Ants have a remarkably sophisticated sense of smell, allowing them to pick up odors that dictate how they behave and how they interact with each other.

Each ant has a subtle, individual aroma, made from a blend of chemicals called pheromones stuck on the outside of its body. Minute differences in each ant's body odor provide behavioral cues that allow the insects to maintain complex social colonies with different roles for queens, workers, nurses and soldiers. Using sensitive antennae, they can even sniff out an intruder from another colony, said a study in Cell Reports.

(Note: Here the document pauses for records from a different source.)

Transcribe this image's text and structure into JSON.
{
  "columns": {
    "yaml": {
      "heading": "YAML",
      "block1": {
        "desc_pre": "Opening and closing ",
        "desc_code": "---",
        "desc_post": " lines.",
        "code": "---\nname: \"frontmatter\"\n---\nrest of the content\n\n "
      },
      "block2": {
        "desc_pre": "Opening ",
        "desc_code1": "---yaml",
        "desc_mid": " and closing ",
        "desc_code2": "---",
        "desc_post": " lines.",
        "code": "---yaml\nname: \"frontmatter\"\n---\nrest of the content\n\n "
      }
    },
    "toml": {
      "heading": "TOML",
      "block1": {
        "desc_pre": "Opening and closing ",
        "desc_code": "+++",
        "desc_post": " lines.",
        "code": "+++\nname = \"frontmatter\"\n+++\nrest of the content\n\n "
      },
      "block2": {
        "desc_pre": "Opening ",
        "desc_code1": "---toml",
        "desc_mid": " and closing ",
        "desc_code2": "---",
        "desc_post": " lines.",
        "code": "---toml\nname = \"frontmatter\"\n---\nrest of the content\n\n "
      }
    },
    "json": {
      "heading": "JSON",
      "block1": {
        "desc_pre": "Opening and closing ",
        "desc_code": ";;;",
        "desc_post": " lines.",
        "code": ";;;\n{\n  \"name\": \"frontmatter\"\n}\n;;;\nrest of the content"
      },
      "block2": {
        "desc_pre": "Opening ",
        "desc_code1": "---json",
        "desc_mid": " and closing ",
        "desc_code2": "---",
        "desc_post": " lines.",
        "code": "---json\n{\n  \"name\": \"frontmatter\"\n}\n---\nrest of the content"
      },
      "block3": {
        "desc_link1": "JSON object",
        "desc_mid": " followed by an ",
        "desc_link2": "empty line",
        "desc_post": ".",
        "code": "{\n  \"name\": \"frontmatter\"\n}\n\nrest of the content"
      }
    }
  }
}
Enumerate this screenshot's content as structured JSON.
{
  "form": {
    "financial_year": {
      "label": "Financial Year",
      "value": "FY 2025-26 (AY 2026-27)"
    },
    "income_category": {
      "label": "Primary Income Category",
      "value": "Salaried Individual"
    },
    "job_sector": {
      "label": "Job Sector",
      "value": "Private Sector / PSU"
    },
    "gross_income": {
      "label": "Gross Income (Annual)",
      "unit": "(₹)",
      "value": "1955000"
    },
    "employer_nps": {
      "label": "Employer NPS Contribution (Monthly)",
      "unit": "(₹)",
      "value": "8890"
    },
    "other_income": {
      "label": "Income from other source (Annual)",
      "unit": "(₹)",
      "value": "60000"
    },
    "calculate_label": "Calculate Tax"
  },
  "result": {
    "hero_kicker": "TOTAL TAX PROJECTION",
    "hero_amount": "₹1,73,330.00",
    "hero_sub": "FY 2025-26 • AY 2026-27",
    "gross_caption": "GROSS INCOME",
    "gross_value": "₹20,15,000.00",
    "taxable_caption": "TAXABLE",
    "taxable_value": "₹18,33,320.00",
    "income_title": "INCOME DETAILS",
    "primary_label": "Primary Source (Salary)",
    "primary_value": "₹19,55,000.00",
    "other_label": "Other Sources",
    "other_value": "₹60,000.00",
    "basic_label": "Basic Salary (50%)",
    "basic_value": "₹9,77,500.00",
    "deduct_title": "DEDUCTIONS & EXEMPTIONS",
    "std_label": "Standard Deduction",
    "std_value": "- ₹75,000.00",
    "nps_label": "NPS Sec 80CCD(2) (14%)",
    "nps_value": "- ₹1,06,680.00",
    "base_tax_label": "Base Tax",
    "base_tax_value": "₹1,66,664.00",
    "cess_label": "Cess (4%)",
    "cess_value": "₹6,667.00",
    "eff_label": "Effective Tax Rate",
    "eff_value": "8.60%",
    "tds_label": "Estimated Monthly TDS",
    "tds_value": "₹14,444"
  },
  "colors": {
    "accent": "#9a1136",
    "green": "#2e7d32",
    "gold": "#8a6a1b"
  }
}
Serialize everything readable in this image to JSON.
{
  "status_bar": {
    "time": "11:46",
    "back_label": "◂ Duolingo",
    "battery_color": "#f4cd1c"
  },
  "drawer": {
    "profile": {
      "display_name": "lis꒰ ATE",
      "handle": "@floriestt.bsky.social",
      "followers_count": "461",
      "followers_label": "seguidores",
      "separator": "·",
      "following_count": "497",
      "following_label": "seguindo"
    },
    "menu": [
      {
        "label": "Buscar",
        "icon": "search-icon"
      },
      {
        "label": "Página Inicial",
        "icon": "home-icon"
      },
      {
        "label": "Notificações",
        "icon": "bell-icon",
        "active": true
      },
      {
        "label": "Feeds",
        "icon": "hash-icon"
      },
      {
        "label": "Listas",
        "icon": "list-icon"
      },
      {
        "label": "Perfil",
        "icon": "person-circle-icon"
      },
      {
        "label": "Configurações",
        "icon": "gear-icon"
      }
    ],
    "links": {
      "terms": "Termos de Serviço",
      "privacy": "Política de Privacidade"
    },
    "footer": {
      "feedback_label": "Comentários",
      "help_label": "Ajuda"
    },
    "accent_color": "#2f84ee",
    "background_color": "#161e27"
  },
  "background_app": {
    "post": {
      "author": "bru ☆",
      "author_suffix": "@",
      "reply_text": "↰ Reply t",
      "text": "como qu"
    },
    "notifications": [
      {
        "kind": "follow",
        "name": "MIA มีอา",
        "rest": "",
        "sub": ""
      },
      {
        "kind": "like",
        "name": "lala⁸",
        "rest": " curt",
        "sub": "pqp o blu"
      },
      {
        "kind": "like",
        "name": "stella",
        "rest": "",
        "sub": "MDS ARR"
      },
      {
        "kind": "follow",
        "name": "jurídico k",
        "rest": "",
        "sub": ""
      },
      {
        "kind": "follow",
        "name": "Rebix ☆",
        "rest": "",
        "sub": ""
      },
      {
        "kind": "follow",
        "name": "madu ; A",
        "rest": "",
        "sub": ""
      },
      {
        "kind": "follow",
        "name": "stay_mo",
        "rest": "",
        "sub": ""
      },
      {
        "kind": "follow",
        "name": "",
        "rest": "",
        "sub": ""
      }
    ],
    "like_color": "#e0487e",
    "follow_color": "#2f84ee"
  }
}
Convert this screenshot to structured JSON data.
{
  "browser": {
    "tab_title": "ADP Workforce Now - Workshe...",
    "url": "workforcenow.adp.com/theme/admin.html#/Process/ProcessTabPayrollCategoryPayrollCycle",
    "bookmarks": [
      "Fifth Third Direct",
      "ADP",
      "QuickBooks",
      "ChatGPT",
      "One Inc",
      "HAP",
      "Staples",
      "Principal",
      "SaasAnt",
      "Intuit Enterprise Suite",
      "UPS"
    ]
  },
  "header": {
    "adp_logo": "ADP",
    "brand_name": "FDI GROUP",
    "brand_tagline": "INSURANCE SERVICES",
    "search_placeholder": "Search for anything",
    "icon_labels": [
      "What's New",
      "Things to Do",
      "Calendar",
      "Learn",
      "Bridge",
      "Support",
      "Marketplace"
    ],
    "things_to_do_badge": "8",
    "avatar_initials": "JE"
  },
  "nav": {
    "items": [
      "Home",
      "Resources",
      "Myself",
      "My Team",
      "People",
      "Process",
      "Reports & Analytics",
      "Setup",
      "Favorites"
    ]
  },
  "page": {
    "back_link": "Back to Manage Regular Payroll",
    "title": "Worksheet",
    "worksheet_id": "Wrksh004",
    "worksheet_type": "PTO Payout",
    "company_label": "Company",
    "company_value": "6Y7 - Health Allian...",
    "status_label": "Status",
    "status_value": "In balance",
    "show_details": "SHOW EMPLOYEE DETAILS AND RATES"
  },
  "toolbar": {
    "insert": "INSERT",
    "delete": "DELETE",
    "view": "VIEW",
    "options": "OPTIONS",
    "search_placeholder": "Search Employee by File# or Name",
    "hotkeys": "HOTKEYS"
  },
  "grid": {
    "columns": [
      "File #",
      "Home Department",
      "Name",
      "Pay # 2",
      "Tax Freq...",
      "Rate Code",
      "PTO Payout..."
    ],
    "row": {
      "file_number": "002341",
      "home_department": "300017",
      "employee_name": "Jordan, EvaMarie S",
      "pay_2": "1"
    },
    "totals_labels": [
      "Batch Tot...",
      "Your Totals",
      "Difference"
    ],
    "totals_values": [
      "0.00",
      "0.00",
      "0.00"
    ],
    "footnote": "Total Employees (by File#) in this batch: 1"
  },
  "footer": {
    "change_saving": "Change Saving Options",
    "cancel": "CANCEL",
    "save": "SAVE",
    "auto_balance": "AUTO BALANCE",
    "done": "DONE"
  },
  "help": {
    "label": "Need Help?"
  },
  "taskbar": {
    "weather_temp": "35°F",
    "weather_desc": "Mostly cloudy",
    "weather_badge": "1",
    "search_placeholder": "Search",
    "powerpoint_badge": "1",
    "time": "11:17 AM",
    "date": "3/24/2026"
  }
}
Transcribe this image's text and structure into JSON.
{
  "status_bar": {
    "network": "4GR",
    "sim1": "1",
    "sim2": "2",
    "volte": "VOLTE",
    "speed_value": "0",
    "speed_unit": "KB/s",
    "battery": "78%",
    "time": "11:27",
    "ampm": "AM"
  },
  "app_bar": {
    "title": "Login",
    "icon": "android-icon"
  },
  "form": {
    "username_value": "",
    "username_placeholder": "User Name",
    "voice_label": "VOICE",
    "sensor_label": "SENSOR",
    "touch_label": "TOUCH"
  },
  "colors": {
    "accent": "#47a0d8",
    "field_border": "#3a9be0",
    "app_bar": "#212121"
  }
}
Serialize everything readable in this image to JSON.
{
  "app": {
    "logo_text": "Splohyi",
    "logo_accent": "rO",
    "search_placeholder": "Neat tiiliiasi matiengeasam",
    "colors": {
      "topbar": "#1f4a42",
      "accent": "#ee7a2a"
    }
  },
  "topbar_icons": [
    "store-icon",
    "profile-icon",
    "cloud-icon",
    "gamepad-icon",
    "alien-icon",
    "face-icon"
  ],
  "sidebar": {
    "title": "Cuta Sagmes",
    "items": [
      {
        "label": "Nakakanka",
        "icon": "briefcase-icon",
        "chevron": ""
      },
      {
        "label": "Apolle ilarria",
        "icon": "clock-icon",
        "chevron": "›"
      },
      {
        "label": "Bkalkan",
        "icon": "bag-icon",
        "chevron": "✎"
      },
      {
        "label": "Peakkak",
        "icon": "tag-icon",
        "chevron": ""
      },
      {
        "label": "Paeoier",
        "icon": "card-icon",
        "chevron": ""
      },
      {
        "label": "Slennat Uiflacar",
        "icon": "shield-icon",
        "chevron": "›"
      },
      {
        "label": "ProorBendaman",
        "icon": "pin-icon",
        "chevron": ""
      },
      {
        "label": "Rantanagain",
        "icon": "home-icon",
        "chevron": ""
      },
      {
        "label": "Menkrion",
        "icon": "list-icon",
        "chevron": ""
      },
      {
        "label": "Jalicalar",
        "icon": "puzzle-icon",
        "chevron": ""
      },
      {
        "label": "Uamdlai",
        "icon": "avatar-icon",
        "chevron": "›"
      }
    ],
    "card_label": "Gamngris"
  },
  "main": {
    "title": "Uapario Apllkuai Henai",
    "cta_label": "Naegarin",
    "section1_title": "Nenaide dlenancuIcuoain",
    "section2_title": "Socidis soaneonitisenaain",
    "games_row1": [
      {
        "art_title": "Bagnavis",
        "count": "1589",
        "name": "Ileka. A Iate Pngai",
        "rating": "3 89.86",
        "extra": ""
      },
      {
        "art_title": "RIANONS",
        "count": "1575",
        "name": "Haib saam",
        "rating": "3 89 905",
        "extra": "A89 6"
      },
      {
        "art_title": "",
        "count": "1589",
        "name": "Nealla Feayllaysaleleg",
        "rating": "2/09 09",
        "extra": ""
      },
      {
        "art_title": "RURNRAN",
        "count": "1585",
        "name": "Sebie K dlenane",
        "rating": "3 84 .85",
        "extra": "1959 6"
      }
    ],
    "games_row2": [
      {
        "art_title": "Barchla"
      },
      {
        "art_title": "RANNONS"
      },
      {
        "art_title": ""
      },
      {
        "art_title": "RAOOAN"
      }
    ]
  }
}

Anandasankar Ray, an entomologist at the University of California, Riverside, and his team began by putting Florida carpenter ants (Camponotus floridanus) on glass slides under a microscope and zooming in 1,000 times on their antennae, so they could see the hundreds of tiny sensory hairs that coat them. Next, they inserted a very thin glass electrode into a single sensory hair in order to record any biochemical activity on the insects' antennae. In doing so, they were able to pinpoint the exact chemicals that ants could smell emitting from the queen, the workers and from ants from another colony.

"It was really surprising," Ray said. "The ant was able to sense a very large number of [chemicals]." Ants' ability to distinguish their colony-mates' body odors is similar to a sommelier's ability to sniff a glass of wine and tell the difference "between a chardonnay and a Pinot Noir," Ray said.